The Systemic (Security) Failures of AI-Built Software
2026-05-06 , Ballroom

Coding agents are already committing code, opening pull requests, and pushing features into production across modern development workflows. AI coding tools promise velocity, but introduce a repeatable class of security failures that evade traditional detection. This talk examines the systemic risks quietly propagating across codebases and draws on findings from multiple studies, including original research conducted at DryRun Security using real development workflows. Across this body of work, consistent failure patterns emerge regardless of model, framework, or application design, revealing structural weaknesses rather than isolated mistakes.

These failures stem from how coding agents construct software. They optimize for functional correctness along the happy path and lack a coherent understanding of how security controls must persist and evolve across the lifecycle of an application. Protections applied early are not reliably enforced as new features are introduced, and security assumptions erode across successive modifications. This talk distills the practical principles leading AI-driven engineering teams are using to close these gaps, with an emphasis on verification models and practices.

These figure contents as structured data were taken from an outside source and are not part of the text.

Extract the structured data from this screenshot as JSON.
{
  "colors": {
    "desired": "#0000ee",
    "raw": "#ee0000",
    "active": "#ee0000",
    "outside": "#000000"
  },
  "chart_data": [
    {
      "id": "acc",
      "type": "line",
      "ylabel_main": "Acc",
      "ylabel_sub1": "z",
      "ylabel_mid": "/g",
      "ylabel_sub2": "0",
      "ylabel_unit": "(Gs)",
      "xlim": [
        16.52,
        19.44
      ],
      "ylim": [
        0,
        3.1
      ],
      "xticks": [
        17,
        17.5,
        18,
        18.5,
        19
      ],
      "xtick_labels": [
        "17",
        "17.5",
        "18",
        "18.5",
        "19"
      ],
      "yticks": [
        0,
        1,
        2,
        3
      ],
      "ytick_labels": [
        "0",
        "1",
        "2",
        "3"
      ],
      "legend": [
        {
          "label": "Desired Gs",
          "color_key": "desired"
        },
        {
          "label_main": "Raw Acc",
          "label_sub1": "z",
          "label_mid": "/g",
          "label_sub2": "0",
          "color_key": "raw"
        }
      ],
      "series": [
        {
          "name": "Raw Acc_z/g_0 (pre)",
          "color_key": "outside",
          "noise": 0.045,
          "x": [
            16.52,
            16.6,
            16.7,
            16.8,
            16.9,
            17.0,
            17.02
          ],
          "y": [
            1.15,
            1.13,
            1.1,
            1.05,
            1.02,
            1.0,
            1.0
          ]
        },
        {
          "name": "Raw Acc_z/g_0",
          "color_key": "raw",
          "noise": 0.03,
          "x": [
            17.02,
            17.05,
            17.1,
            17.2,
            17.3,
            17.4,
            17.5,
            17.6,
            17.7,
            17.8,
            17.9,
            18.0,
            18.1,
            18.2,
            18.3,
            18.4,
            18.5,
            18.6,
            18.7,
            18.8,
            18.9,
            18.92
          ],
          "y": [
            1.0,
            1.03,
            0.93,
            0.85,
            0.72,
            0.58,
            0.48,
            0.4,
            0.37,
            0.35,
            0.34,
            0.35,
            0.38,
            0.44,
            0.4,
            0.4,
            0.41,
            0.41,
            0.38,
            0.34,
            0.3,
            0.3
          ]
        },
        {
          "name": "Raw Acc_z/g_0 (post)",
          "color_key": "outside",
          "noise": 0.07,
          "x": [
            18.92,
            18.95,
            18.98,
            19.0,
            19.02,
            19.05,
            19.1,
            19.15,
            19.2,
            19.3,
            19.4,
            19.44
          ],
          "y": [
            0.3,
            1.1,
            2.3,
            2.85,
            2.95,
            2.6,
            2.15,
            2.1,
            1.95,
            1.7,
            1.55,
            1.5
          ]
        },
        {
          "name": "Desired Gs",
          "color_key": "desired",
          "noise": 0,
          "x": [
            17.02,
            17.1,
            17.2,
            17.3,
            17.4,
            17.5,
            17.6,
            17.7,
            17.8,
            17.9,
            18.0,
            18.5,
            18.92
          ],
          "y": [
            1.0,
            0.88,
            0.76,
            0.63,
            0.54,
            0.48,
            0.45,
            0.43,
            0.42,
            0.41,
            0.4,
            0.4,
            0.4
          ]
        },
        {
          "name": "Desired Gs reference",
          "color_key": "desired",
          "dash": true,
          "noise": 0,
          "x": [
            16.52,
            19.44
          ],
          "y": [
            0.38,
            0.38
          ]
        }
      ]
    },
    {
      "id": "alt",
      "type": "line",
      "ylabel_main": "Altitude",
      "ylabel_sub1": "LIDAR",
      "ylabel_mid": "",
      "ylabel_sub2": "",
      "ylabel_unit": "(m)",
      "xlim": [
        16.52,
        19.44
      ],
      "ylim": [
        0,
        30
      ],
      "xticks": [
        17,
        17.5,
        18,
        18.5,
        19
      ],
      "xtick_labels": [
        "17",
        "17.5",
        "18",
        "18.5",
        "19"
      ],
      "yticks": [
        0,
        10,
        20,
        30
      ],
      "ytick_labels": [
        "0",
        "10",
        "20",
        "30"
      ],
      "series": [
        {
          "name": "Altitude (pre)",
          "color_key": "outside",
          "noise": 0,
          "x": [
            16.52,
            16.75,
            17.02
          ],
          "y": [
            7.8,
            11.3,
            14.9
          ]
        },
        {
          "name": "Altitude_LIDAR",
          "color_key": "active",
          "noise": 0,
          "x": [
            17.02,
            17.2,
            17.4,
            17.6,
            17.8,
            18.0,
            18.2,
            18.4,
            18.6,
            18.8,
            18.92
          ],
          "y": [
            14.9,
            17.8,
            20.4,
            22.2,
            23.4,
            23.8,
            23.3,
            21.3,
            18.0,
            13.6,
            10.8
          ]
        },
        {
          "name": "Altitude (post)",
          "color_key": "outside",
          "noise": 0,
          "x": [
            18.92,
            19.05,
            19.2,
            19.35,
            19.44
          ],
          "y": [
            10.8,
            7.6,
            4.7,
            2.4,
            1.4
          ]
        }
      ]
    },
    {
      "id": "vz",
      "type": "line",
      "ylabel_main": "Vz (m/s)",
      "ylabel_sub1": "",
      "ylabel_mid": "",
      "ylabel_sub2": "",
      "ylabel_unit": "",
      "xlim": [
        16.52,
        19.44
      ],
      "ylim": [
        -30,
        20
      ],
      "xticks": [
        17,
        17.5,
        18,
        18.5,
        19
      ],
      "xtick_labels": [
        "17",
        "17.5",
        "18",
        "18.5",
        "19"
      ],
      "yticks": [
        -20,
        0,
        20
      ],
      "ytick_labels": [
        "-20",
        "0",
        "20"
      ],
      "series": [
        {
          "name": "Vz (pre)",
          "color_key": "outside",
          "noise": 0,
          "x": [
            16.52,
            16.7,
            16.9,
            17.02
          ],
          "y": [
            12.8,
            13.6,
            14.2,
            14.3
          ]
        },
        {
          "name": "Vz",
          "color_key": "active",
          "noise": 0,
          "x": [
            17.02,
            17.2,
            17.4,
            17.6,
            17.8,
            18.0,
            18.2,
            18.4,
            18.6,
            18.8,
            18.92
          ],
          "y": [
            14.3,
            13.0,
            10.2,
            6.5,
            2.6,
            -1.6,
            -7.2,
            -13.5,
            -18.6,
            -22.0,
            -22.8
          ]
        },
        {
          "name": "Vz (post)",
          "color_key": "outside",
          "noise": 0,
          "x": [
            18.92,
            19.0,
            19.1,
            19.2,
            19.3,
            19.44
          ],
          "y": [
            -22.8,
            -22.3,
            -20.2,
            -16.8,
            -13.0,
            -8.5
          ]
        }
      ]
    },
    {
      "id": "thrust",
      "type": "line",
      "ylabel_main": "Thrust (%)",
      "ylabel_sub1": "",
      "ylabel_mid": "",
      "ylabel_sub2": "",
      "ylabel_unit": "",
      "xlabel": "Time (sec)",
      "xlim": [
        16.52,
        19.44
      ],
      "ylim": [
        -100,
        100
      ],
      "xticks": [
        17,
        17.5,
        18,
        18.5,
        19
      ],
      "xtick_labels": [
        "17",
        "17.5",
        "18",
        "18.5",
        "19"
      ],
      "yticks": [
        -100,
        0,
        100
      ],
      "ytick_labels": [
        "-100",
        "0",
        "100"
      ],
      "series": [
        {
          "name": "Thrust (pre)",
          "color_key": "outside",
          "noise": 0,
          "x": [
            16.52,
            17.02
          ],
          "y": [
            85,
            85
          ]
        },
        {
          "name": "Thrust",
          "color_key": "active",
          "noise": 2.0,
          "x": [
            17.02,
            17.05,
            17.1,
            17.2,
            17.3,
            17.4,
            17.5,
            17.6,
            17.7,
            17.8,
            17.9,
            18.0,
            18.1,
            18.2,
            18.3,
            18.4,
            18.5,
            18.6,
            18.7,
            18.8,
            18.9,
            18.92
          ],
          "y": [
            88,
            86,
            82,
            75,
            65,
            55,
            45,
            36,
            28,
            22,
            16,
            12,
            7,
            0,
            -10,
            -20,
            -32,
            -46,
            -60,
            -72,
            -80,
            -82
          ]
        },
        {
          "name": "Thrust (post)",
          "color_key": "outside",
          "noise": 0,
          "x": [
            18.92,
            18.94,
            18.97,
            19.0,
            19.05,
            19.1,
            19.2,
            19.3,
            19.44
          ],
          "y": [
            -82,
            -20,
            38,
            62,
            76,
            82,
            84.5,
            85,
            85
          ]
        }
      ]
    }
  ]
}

James Wickett is CEO and Co-Founder of DryRun Security. His work building end-to-end delivery pipelines convinced him early that security only works when it is native to the development process, not bolted on after the fact. He has spent 15+ years at the intersection of application security and software delivery, taught more than a million professionals through his DevOps and DevSecOps courses on LinkedIn Learning, and spoken at RSA, OWASP, and SXSW. He founded DryRun Security to operationalize that belief for the age of AI-powered engineering, building the industry's first AI-native code security intelligence platform to find the risks that pattern-based scanning cannot see and to do it at the speed modern teams actually ship.